In the real world, trying to attract talent to join the civil service to run the big challenging projects at senior level requires getting people to accept taking potentially huge pay cuts. The civil service cannot compete with industry on compensation packages, stock options or cars with drivers etc.
As such it means that the money (which to 99% of us seems extremely generous) is the best that can be offered for the job – and it may well not be enough. If you’re used to a salary of £200-£400k per year, why would you take a 50-70% paycut to join the Civil Service?
Part of the challenge here for the Civil Service is trying to balance off the many competing demands on what it should be doing. Attacked for not having enough specialists, it is then attacked for ‘paying too much’ to the same experts that it was told it should have brought in to fix its problems.
The really deep irony perhaps is that while people complain about Civil Service ‘fatcats’ earning far too much money, many people who expect the military to come in and solve the problem probably wouldn’t raise an eyebrow at the cost of the military salaries.
If you want to bring a Lt Col (SO1) level in onwards, then you’re paying a £75k per year salary as a minimum for their time (roughly the same starting point for a Senior Civil Service salary), before any allowances are added.
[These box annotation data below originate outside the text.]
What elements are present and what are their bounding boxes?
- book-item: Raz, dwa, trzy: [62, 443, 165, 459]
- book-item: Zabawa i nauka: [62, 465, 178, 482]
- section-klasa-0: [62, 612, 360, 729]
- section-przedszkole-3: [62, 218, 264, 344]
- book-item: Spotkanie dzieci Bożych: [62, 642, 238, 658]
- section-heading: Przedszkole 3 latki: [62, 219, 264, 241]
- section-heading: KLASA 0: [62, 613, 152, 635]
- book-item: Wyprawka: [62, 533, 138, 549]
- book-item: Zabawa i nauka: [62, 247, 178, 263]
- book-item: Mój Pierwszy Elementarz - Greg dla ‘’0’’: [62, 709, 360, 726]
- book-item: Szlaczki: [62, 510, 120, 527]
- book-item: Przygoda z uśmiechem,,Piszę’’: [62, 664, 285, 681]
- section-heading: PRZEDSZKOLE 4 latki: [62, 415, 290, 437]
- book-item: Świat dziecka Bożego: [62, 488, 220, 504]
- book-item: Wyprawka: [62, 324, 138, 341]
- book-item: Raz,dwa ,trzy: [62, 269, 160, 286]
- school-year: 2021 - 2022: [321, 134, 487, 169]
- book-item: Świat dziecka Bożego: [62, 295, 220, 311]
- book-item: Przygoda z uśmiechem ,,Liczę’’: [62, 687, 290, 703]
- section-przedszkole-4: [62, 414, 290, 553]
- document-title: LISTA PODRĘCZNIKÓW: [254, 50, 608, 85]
Senior Colonels and Brigadiers are on over £100k per year, yet no one questions that they are not worth it.
It leaves us in a curious place – on the one hand commentators expect the military to come and solve the problems of the British State, despite it being ill equipped for the job at hand and having no real expertise beyond an enthusiastic problem solving attitude and a very effective ‘hand of command’.
But on the other, similar commentators seem to be complaining when the Civil Service tries to recruit and pay competitive rates for good talent, and suddenly paying almost identical wages (if not slightly less) is seen as a bad thing and a sign of fat cat waste.
Perhaps as a nation we need a genuine conversation about the value we place in public servants and how we want the relationship to work. It is tempting to ask what is it that people want – do they want the Civil Service to be capable of handling complex crisis with the best possible people, or do they want it done as cheaply as possible and then call in the Army, who cost even more, to fix things?
There is perhaps a deeper issue here around why we seem so determined to rely on the safety blanket of the military, trusting it to solve our problems, even if it is not the right organisation to necessarily lead this response.
Is it the discipline, the sense of direction, the unfailing ability to see positive outcomes in almost every situation or is it something else? Is there a sense that to see someone in uniform arrive to take over somehow shows both that the problem is being taken seriously and also that its going to get fixed (somehow or other)?
This isn’t an effort to do down the armed forces, who can do sterling work in very difficult situations, but more an observation around the curious relationship the UK has with its public sector – placing trust in those perhaps least able to solve the situation, while simultaneously decrying those who do understand the tools and challenges as not being up to the job, and probably overpaid into the bargain.
How we move to a culture where the perception of the Public Sector more widely shifts is a fascinating debate to be had. What needs to change in order that we can feel comfortable as a country in the Civil Service and know that when a crisis hits the call ‘Send in the Civil Service’ reassures us that all will be well?